We move into the second part of the book, where Frankl introduced Logotherapy, and stressed that man only truly searches for meaning in life, and other pursuits such as pleasure and power, are merely manifestations of that search. He stated that there are three ways to find meaning in life: through work or the creative process, by love or relationship, or through suffering.
He then clarified that by suffering he did not mean unnecessary suffering, which is not heroic but masochistic. He explained that suffering should be avoided or alleviated, but where that was impossible (as in the case of bereavement or terminal illness), there was great honor to be found in bearing one’s suffering with grace, rather than becoming subject to it. All a person needs is meaning in his suffering, or at least a reason to endure it, in order to bear his burden admirably. Frankl talked about practical uses for logotherapy, such as its uses in the cure of neuroses.
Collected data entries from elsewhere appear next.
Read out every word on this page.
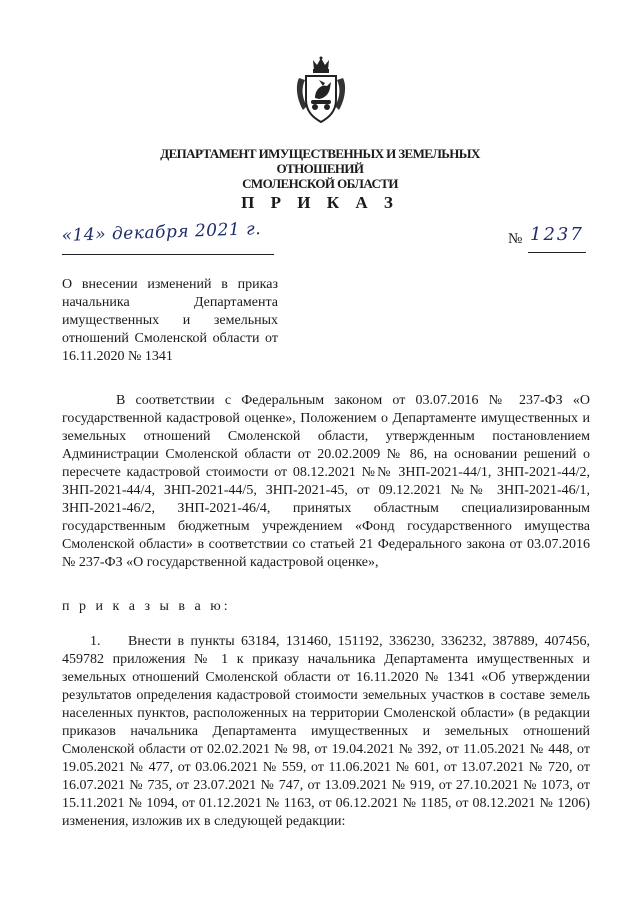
ДЕПАРТАМЕНТ ИМУЩЕСТВЕННЫХ И ЗЕМЕЛЬНЫХ ОТНОШЕНИЙ
СМОЛЕНСКОЙ ОБЛАСТИ
П Р И К А З
«14» декабря 2021 г.	№ 1237
О внесении изменений в приказ начальника Департамента имущественных и земельных отношений Смоленской области от 16.11.2020 № 1341
В соответствии с Федеральным законом от 03.07.2016 № 237-ФЗ «О государственной кадастровой оценке», Положением о Департаменте имущественных и земельных отношений Смоленской области, утвержденным постановлением Администрации Смоленской области от 20.02.2009 № 86, на основании решений о пересчете кадастровой стоимости от 08.12.2021 №№ ЗНП-2021-44/1, ЗНП-2021-44/2, ЗНП-2021-44/4, ЗНП-2021-44/5, ЗНП-2021-45, от 09.12.2021 №№ ЗНП-2021-46/1, ЗНП-2021-46/2, ЗНП-2021-46/4, принятых областным специализированным государственным бюджетным учреждением «Фонд государственного имущества Смоленской области» в соответствии со статьей 21 Федерального закона от 03.07.2016 № 237-ФЗ «О государственной кадастровой оценке»,
п р и к а з ы в а ю:
1. Внести в пункты 63184, 131460, 151192, 336230, 336232, 387889, 407456, 459782 приложения № 1 к приказу начальника Департамента имущественных и земельных отношений Смоленской области от 16.11.2020 № 1341 «Об утверждении результатов определения кадастровой стоимости земельных участков в составе земель населенных пунктов, расположенных на территории Смоленской области» (в редакции приказов начальника Департамента имущественных и земельных отношений Смоленской области от 02.02.2021 № 98, от 19.04.2021 № 392, от 11.05.2021 № 448, от 19.05.2021 № 477, от 03.06.2021 № 559, от 11.06.2021 № 601, от 13.07.2021 № 720, от 16.07.2021 № 735, от 23.07.2021 № 747, от 13.09.2021 № 919, от 27.10.2021 № 1073, от 15.11.2021 № 1094, от 01.12.2021 № 1163, от 06.12.2021 № 1185, от 08.12.2021 № 1206) изменения, изложив их в следующей редакции:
He stressed that for neurotic patients and people in general, it was self-transcendence and not hyper-reflection that would bring relief. He talked about a mass neurosis, in the form of nihilism, and how psychotherapy could not be of help because it was rooted in the same philosophy that created the neurosis. He stresses that the only way to cure the neurosis was to realize or acknowledge that man is not totally subject to his circumstances, but has the ability to choose his path and decide his destiny.
I agreed with almost all Frankl’s ideas, but I do not think that neuroses, especially the very severe, would be as easily cured as he suggests. I think he underestimated the seriousness of some neuroses, but I agreed with his point that the cure for a person’s neurosis might not always lie with its cause. I don’t think one has to probe one’s entire history, all in the attempt to alleviate a nervous tick, especially since in that branch of psychology it is very easy to make diagnostic mistakes.